Every significant review of the UK construction industry has recommended greater adoption of offsite construction. Latham suggested the type of partnership essential for offsite innovation as far back as 1994. Then Egan and later Farmer recommended a capital investment into research and development and Sebastian James described the potential efficiencies represented by offsite construction in the UK, but the transformation has yet to materialise.
At present, less than 5% of all UK new builds utilise offsite methods. There appear to be two major barriers to its more widespread use.
The majority of those commissioning new buildings are in the baby-boomer generation. They have negative memories of temporary classroom buildings and need to understand the difference between these structures and offsite construction in the UK. Permanent offsite construction can produce buildings designed and manufactured to the most exacting specification. A building manufactured in a clean and dry factory setting can arguably be better quality than one constructed in a muddy, wet field.

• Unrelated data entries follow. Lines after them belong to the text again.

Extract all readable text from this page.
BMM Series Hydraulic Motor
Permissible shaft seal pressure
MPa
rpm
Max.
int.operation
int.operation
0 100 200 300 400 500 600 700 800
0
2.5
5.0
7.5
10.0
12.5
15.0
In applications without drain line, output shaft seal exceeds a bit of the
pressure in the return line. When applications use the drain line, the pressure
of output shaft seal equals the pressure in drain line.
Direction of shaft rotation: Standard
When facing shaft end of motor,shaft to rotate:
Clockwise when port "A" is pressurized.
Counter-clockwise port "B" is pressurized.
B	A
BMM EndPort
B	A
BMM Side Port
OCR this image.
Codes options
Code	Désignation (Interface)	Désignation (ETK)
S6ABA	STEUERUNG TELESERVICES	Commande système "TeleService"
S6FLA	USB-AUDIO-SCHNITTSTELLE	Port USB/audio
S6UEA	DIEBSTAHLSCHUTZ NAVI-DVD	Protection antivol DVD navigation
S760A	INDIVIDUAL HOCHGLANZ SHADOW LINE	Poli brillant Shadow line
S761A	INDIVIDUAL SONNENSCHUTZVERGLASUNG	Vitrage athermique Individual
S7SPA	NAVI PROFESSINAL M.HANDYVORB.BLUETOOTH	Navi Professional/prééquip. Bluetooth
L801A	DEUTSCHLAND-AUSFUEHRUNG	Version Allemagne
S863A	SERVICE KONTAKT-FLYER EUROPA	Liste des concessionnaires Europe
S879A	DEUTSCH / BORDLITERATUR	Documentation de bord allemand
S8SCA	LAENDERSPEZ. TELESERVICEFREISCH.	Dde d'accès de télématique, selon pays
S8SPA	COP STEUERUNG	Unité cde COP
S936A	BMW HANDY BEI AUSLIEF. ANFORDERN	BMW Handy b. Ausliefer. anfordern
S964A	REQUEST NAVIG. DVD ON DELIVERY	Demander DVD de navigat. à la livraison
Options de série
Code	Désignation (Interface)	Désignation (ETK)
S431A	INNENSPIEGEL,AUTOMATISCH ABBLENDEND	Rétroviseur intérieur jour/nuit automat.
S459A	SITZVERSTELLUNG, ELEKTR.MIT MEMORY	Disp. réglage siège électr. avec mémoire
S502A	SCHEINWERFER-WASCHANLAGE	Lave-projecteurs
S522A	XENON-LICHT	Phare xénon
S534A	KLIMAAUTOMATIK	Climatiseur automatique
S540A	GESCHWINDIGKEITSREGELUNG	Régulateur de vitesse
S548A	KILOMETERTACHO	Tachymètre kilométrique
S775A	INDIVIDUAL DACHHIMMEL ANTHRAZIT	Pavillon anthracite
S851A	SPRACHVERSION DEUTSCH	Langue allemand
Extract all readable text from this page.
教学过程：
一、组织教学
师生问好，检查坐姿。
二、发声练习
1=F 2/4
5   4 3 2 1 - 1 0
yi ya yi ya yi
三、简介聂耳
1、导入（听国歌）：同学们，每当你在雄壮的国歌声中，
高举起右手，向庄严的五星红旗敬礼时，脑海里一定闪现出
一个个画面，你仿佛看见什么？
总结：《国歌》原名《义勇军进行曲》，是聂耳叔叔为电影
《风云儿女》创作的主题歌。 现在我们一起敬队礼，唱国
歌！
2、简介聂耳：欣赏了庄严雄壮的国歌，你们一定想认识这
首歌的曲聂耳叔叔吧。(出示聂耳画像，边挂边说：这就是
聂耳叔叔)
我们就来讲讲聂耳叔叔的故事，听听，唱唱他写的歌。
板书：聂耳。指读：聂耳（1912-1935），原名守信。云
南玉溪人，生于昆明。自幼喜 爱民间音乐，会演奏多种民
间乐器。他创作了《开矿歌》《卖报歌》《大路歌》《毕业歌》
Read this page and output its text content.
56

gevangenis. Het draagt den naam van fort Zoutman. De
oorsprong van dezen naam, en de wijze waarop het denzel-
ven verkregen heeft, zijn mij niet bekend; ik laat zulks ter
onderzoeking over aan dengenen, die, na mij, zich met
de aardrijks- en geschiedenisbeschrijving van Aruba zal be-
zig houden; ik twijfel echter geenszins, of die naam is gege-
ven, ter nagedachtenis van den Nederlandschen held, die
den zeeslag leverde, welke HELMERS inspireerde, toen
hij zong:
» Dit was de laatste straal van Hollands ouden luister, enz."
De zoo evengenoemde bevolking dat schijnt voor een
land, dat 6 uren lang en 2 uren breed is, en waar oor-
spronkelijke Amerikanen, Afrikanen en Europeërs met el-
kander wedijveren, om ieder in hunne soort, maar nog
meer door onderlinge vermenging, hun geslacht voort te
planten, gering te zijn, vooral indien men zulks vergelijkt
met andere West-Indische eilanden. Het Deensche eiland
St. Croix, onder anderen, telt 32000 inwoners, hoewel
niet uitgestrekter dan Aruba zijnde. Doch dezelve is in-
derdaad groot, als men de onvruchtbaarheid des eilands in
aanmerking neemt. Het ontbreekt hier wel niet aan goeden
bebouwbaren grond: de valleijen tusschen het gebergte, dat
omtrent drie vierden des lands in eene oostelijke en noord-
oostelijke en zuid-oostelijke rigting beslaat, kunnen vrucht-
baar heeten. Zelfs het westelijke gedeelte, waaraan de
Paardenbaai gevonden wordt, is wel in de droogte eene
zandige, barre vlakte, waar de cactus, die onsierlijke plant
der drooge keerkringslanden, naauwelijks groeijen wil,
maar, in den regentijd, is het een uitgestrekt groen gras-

The second challenge is in the offsite sector’s capacity. Modular builders are smaller players in the construction industry and in general major contractors have not widely adopted an off-site construction in the UK. The lack of investment in the process conveniently reaffirms the model of the traditional contractor.
At the moment, the UK construction industry is approaching a crisis point that will compel change whether it is ready or not. There is a growing population of young people who need homes and schools, in addition to an ageing industry workforce and absence of traditional skills that Brexit may only make worse. It will be difficult for traditional construction in the UK to keep pace: the Harold and McKinsey Global Project Database suggests that only 69% of buildings are being constructed on time and only 40% do not exceed their budgets.